Several versions of MySQL are available, and most are available in several distribution formats. You can choose from pre-packaged distributions containing binary (precompiled) programs or source code. When in doubt, use a binary distribution. We also provide public access to our current source tree for those who want to see our most recent developments and help us test new code. To determine which version and type of distribution you should use, see Section 2.1.1, “Which MySQL Version and Distribution to Install”.
Download the distribution that you want to install.
For instructions, see Section 2.1.2, “How to Get MySQL”. To verify the integrity of the distribution, use the instructions in Section 2.1.3, “Verifying Package Integrity Using MD5 Checksums or GnuPG”.
Install the distribution.
To install MySQL from a binary distribution, use the instructions in Section 2.2, “Installing MySQL on Unix/Linux Using Generic Binaries”.
To install MySQL from a source distribution or from the current development source tree, use the instructions in Section 2.9, “Installing MySQL from Source”.
Perform any necessary postinstallation setup.
After installing MySQL, see Section 2.10, “Postinstallation Setup and Testing” for information about making sure the MySQL server is working properly. Also refer to the information provided in Section 2.10.4, “Securing the Initial MySQL Accounts”. This section describes how to secure the initial MySQL user accounts, which have no passwords until you assign passwords. The section applies whether you install MySQL using a binary or source distribution.
If you want to run the MySQL benchmark scripts, Perl support for MySQL must be available. See Section 2.13, “Perl Installation Notes”.
Instructions for installing MySQL on different platforms and environments is available on a platform by platform basis:
Unix, Linux, FreeBSD
For instructions on installing MySQL on most Linux and Unix
platforms using a generic binary (for example, a
.tar.gz package), see
Section 2.2, “Installing MySQL on Unix/Linux Using Generic Binaries”.
For information on building MySQL entirely from the source code distributions or the source code repositories, see Section 2.9, “Installing MySQL from Source”
For specific platform help on installation, configuration, and building from source see the corresponding platform section:
Linux, including notes on distribution specific methods, see Section 2.5, “Installing MySQL on Linux”.

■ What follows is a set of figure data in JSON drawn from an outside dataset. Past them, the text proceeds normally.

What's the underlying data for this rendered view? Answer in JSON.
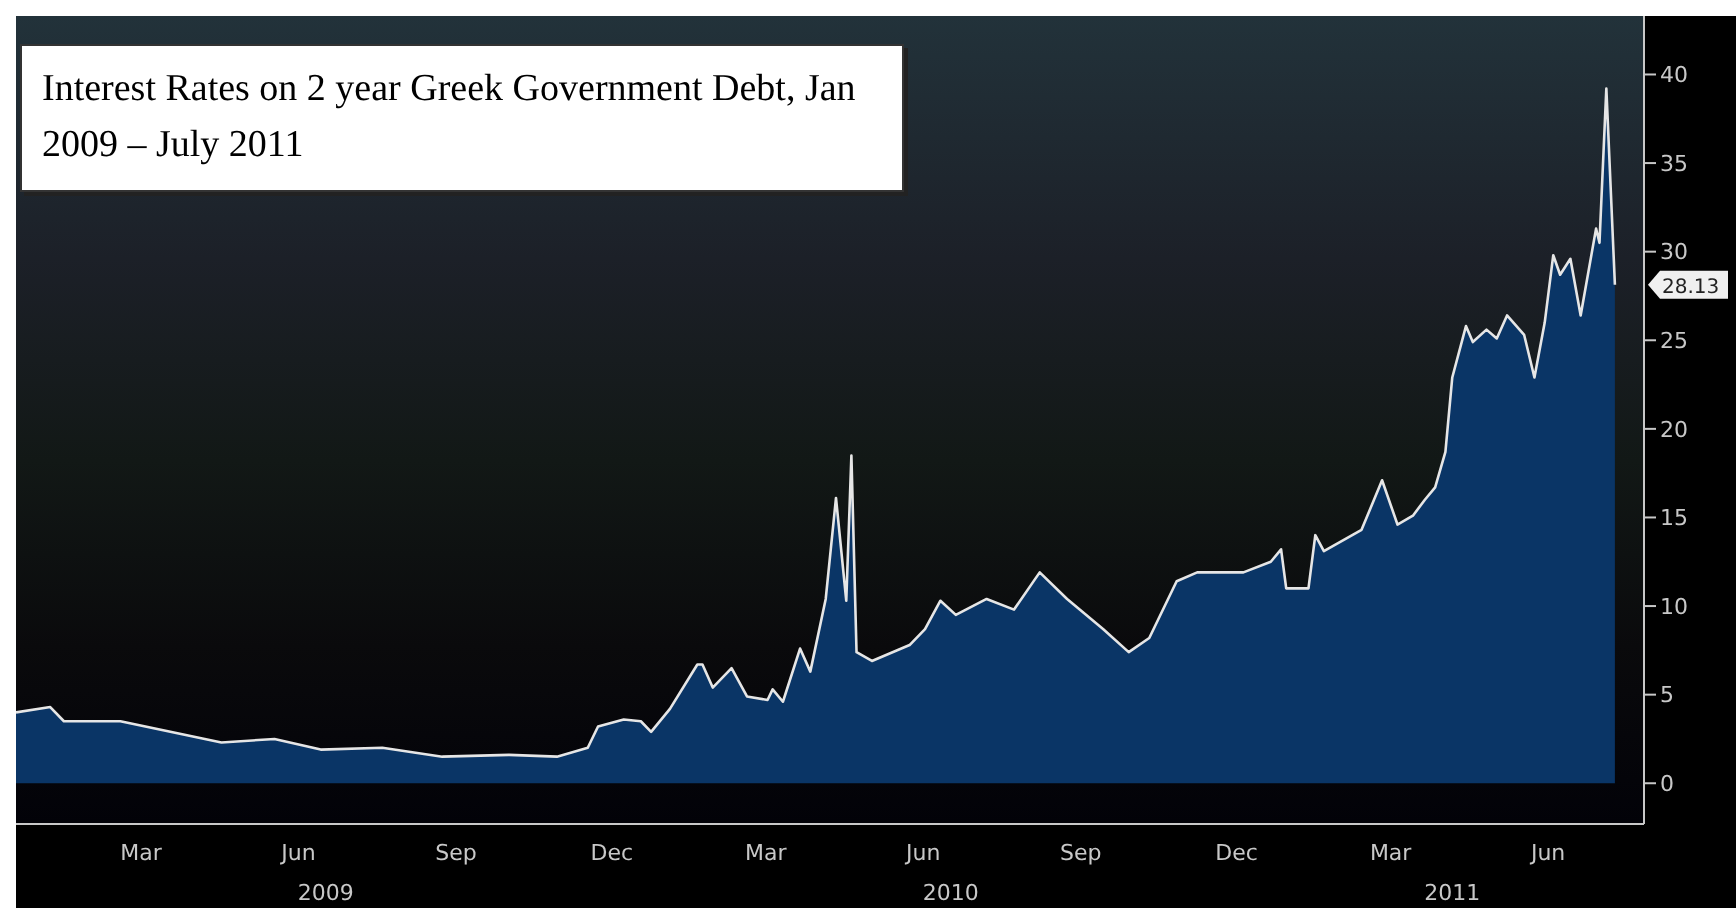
{
  "chart_data": {
    "type": "area",
    "title": "Interest Rates on 2 year Greek Government Debt, Jan 2009 – July 2011",
    "x": [
      "2009-01-01",
      "2009-01-21",
      "2009-01-29",
      "2009-03-03",
      "2009-05-01",
      "2009-06-01",
      "2009-06-28",
      "2009-08-03",
      "2009-09-07",
      "2009-10-16",
      "2009-11-13",
      "2009-12-01",
      "2009-12-07",
      "2009-12-22",
      "2010-01-01",
      "2010-01-07",
      "2010-01-18",
      "2010-02-03",
      "2010-02-06",
      "2010-02-12",
      "2010-02-23",
      "2010-03-04",
      "2010-03-16",
      "2010-03-19",
      "2010-03-25",
      "2010-04-04",
      "2010-04-10",
      "2010-04-19",
      "2010-04-25",
      "2010-05-01",
      "2010-05-04",
      "2010-05-07",
      "2010-05-16",
      "2010-06-07",
      "2010-06-16",
      "2010-06-25",
      "2010-07-04",
      "2010-07-22",
      "2010-08-07",
      "2010-08-22",
      "2010-09-07",
      "2010-09-28",
      "2010-10-13",
      "2010-10-25",
      "2010-11-10",
      "2010-11-22",
      "2010-12-19",
      "2011-01-04",
      "2011-01-10",
      "2011-01-13",
      "2011-01-26",
      "2011-01-30",
      "2011-02-04",
      "2011-02-26",
      "2011-03-10",
      "2011-03-19",
      "2011-03-28",
      "2011-04-04",
      "2011-04-10",
      "2011-04-16",
      "2011-04-20",
      "2011-04-28",
      "2011-05-02",
      "2011-05-10",
      "2011-05-16",
      "2011-05-22",
      "2011-06-01",
      "2011-06-07",
      "2011-06-13",
      "2011-06-18",
      "2011-06-22",
      "2011-06-28",
      "2011-07-04",
      "2011-07-13",
      "2011-07-15",
      "2011-07-19",
      "2011-07-24"
    ],
    "series": [
      {
        "color": "#0a3566",
        "values": [
          4.0,
          4.3,
          3.5,
          3.5,
          2.3,
          2.5,
          1.9,
          2.0,
          1.5,
          1.6,
          1.5,
          2.0,
          3.2,
          3.6,
          3.5,
          2.9,
          4.2,
          6.7,
          6.7,
          5.4,
          6.5,
          4.9,
          4.7,
          5.3,
          4.6,
          7.6,
          6.3,
          10.4,
          16.1,
          10.3,
          18.5,
          7.4,
          6.9,
          7.8,
          8.7,
          10.3,
          9.5,
          10.4,
          9.8,
          11.9,
          10.4,
          8.7,
          7.4,
          8.2,
          11.4,
          11.9,
          11.9,
          12.5,
          13.2,
          11.0,
          11.0,
          14.0,
          13.1,
          14.3,
          17.1,
          14.6,
          15.1,
          16.0,
          16.7,
          18.7,
          22.9,
          25.8,
          24.9,
          25.6,
          25.1,
          26.4,
          25.3,
          22.9,
          26.0,
          29.8,
          28.7,
          29.6,
          26.4,
          31.3,
          30.5,
          39.2,
          28.13
        ]
      }
    ],
    "xlim": [
      "2009-01-01",
      "2011-08-10"
    ],
    "xticks": [
      {
        "value": "2009-03-15",
        "label": "Mar"
      },
      {
        "value": "2009-06-15",
        "label": "Jun"
      },
      {
        "value": "2009-09-15",
        "label": "Sep"
      },
      {
        "value": "2009-12-15",
        "label": "Dec"
      },
      {
        "value": "2010-03-15",
        "label": "Mar"
      },
      {
        "value": "2010-06-15",
        "label": "Jun"
      },
      {
        "value": "2010-09-15",
        "label": "Sep"
      },
      {
        "value": "2010-12-15",
        "label": "Dec"
      },
      {
        "value": "2011-03-15",
        "label": "Mar"
      },
      {
        "value": "2011-06-15",
        "label": "Jun"
      }
    ],
    "x2lim": [
      "2009-01-01",
      "2011-08-10"
    ],
    "x2ticks": [
      {
        "value": "2009-07-01",
        "label": "2009"
      },
      {
        "value": "2010-07-01",
        "label": "2010"
      },
      {
        "value": "2011-04-20",
        "label": "2011"
      }
    ],
    "ylim": [
      -2.3,
      43.3
    ],
    "yticks": [
      0,
      5,
      10,
      15,
      20,
      25,
      30,
      35,
      40
    ],
    "annotations": [
      {
        "text": "28.13",
        "x": "2011-07-24",
        "y": 28.13
      }
    ]
  }
}
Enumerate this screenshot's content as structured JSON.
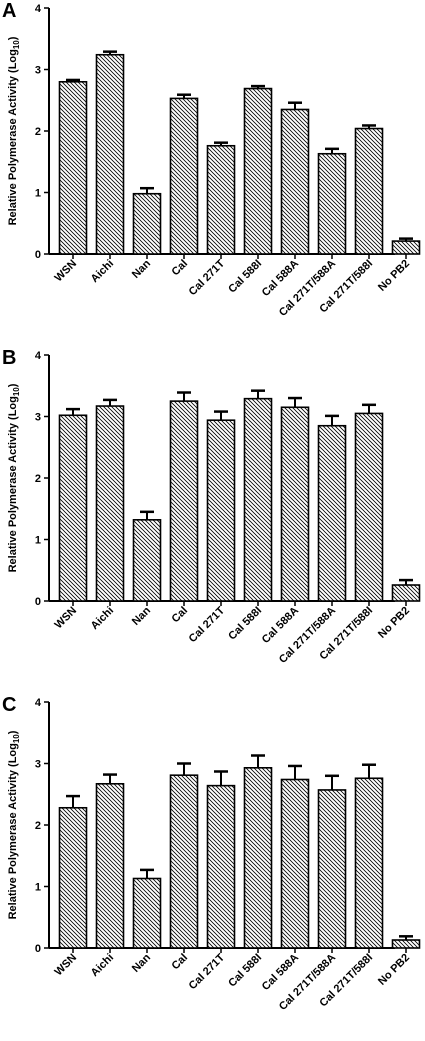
{
  "chart_data": [
    {
      "panel": "A",
      "type": "bar",
      "ylabel_main": "Relative Polymerase Activity (Log",
      "ylabel_sub": "10",
      "ylabel_close": ")",
      "ylim": [
        0,
        4
      ],
      "yticks": [
        "0",
        "1",
        "2",
        "3",
        "4"
      ],
      "categories": [
        "WSN",
        "Aichi",
        "Nan",
        "Cal",
        "Cal 271T",
        "Cal 588I",
        "Cal 588A",
        "Cal 271T/588A",
        "Cal 271T/588I",
        "No PB2"
      ],
      "values": [
        2.8,
        3.24,
        0.98,
        2.53,
        1.76,
        2.69,
        2.35,
        1.63,
        2.04,
        0.21
      ],
      "errors": [
        0.03,
        0.05,
        0.09,
        0.06,
        0.05,
        0.04,
        0.11,
        0.08,
        0.05,
        0.04
      ]
    },
    {
      "panel": "B",
      "type": "bar",
      "ylabel_main": "Relative Polymerase Activity (Log",
      "ylabel_sub": "10",
      "ylabel_close": ")",
      "ylim": [
        0,
        4
      ],
      "yticks": [
        "0",
        "1",
        "2",
        "3",
        "4"
      ],
      "categories": [
        "WSN",
        "Aichi",
        "Nan",
        "Cal",
        "Cal 271T",
        "Cal 588I",
        "Cal 588A",
        "Cal 271T/588A",
        "Cal 271T/588I",
        "No PB2"
      ],
      "values": [
        3.02,
        3.17,
        1.32,
        3.25,
        2.94,
        3.29,
        3.15,
        2.85,
        3.05,
        0.26
      ],
      "errors": [
        0.1,
        0.1,
        0.13,
        0.14,
        0.14,
        0.13,
        0.15,
        0.16,
        0.14,
        0.08
      ]
    },
    {
      "panel": "C",
      "type": "bar",
      "ylabel_main": "Relative Polymerase Activity (Log",
      "ylabel_sub": "10",
      "ylabel_close": ")",
      "ylim": [
        0,
        4
      ],
      "yticks": [
        "0",
        "1",
        "2",
        "3",
        "4"
      ],
      "categories": [
        "WSN",
        "Aichi",
        "Nan",
        "Cal",
        "Cal 271T",
        "Cal 588I",
        "Cal 588A",
        "Cal 271T/588A",
        "Cal 271T/588I",
        "No PB2"
      ],
      "values": [
        2.28,
        2.67,
        1.13,
        2.81,
        2.64,
        2.93,
        2.74,
        2.57,
        2.76,
        0.13
      ],
      "errors": [
        0.19,
        0.15,
        0.14,
        0.19,
        0.23,
        0.2,
        0.22,
        0.23,
        0.22,
        0.06
      ]
    }
  ]
}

Solaris and OpenSolaris, including PKG and IPS formats, see Section 2.7, “Installing MySQL on Solaris and OpenSolaris”.
FreeBSD, see Section 2.8, “Installing MySQL on FreeBSD”.
For instructions on installing MySQL on Microsoft Windows, using either the MySQL Installer or Zipped binary, see Section 2.3, “Installing MySQL on Microsoft Windows”.
For information about managing MySQL instances, see Section 2.3.4, “MySQL Notifier”.
For details and instructions on building MySQL from source code using Microsoft Visual Studio, see Section 2.9, “Installing MySQL from Source”.
For installation on OS X, including using both the binary package and native PKG formats, see Section 2.4, “Installing MySQL on OS X”.
For information on making use of an OS X Launch Daemon to automatically start and stop MySQL, see Section 2.4.3, “Installing a MySQL Launch Daemon”.
For information on the MySQL Preference Pane, see Section 2.4.4, “Installing and Using the MySQL Preference Pane”.